UNDER OUR SKIN seeks videos showing “Look of Lyme”
When the documentary Under Our Skin was released in 2008, it galvanized Lyme patients to take action in a way nothing had before. Its 2014 sequel, Under Our Skin 2: Emergence, continued the story from first film and broke new ground as well.
Now, Andy Abrahams Wilson and his team from Open Eye Pictures are pulling their focus towards the next film in the series—starting with an initiative called Look of Lyme. Wilson wants individuals to upload short videos about their personal Lyme experience.
Here’s how Open Eye’s website describes it:
Look of Lyme brings your personal stories into the limelight. Videos by you and about you. While the Internet and social media have exploded with homemade videos, there is no place that serves as a repository and archive of the ever-changing and growing landscape of Lyme disease.
Look of Lyme changes that, offering a way to make the personal political by harnessing the power of crowdsourcing and media. The collective story told through up-close, individual portraits will be an effective tool of community building and impacting awareness and change.
As we begin to develop a third film in the Under Our Skin documentary collection, Look of Lyme is also a way we can screen for possible film subjects. After receiving your videos and editing them for brevity, consistency and branding, we’ll present them on an upcoming YouTube channel accessible to millions worldwide. Soon, when you want to show the world what Lyme looks like, it’ll be just a click away.

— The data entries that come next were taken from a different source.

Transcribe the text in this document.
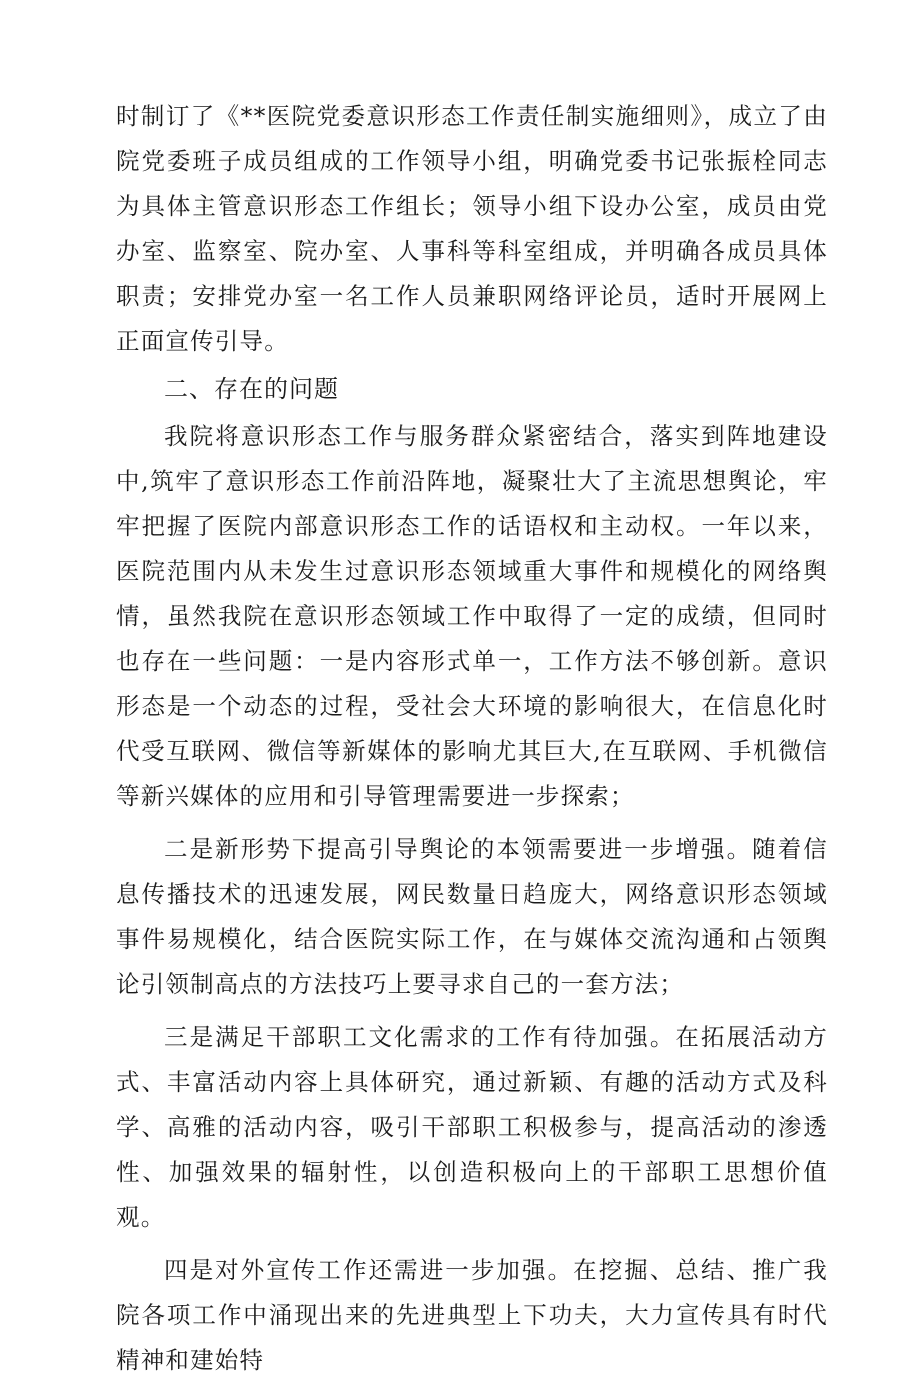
时制订了《**医院党委意识形态工作责任制实施细则》，成立了由院党委班子成员组成的工作领导小组，明确党委书记张振栓同志为具体主管意识形态工作组长；领导小组下设办公室，成员由党办室、监察室、院办室、人事科等科室组成，并明确各成员具体职责；安排党办室一名工作人员兼职网络评论员，适时开展网上正面宣传引导。

二、存在的问题

我院将意识形态工作与服务群众紧密结合，落实到阵地建设中,筑牢了意识形态工作前沿阵地，凝聚壮大了主流思想舆论，牢牢把握了医院内部意识形态工作的话语权和主动权。一年以来，医院范围内从未发生过意识形态领域重大事件和规模化的网络舆情，虽然我院在意识形态领域工作中取得了一定的成绩，但同时也存在一些问题：一是内容形式单一，工作方法不够创新。意识形态是一个动态的过程，受社会大环境的影响很大，在信息化时代受互联网、微信等新媒体的影响尤其巨大,在互联网、手机微信等新兴媒体的应用和引导管理需要进一步探索；

二是新形势下提高引导舆论的本领需要进一步增强。随着信息传播技术的迅速发展，网民数量日趋庞大，网络意识形态领域事件易规模化，结合医院实际工作，在与媒体交流沟通和占领舆论引领制高点的方法技巧上要寻求自己的一套方法；

三是满足干部职工文化需求的工作有待加强。在拓展活动方式、丰富活动内容上具体研究，通过新颖、有趣的活动方式及科学、高雅的活动内容，吸引干部职工积极参与，提高活动的渗透性、加强效果的辐射性，以创造积极向上的干部职工思想价值观。

四是对外宣传工作还需进一步加强。在挖掘、总结、推广我院各项工作中涌现出来的先进典型上下功夫，大力宣传具有时代精神和建始特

What I’d like to read is what some people are doing to alleviate the illness that Lyme Disease causes.
Once you have it and living with it, you NEED to know what tips and tricks those folks are trying, in order to feel better. It’s surprising what personal individual home remedies that some folks try, that work…. I rely on people’s hints all the time. However, for Lyme disease, I cannot find one single helpful hint.
Lyme support groups can be a great way to find those tips and tricks, directly from people who have experienced them. If you don’t have an in-person group near you, there a plenty of them online. Here’s a link to state-based Yahoo groups sponsored by LymeDisease.org: https://www.lymedisease.org/get-involved/take-action/find-your-state-group/
There are also dozens (hundreds?) of Lyme support groups on Facebook.
well, i just submitted my video talking after tom grier’s presentation of brain autopsies of midwest folks done by DURAY RESEARCH FOUNDATION with:
LYME, LEWY BODY DEMENSION, MS, parkinson’s, and glioblasoma cancer.
ALL these brains were found with nematode parasitic worms in them. my husband’s worm was cut in half, IT HAD LYME TOO!!
the above sounds very interesting!! happy to participate and educate public/families/friends in this!
BETTY GORDON, IOWA ACTIVIST
Most is simply discussion, discussion, discussion….And all want donations…YET NO ADVANCES FOR CURES!!! I have had it since around 1988….diagnosed 2001..antibiotics. ..then nothing….left hanging in pain.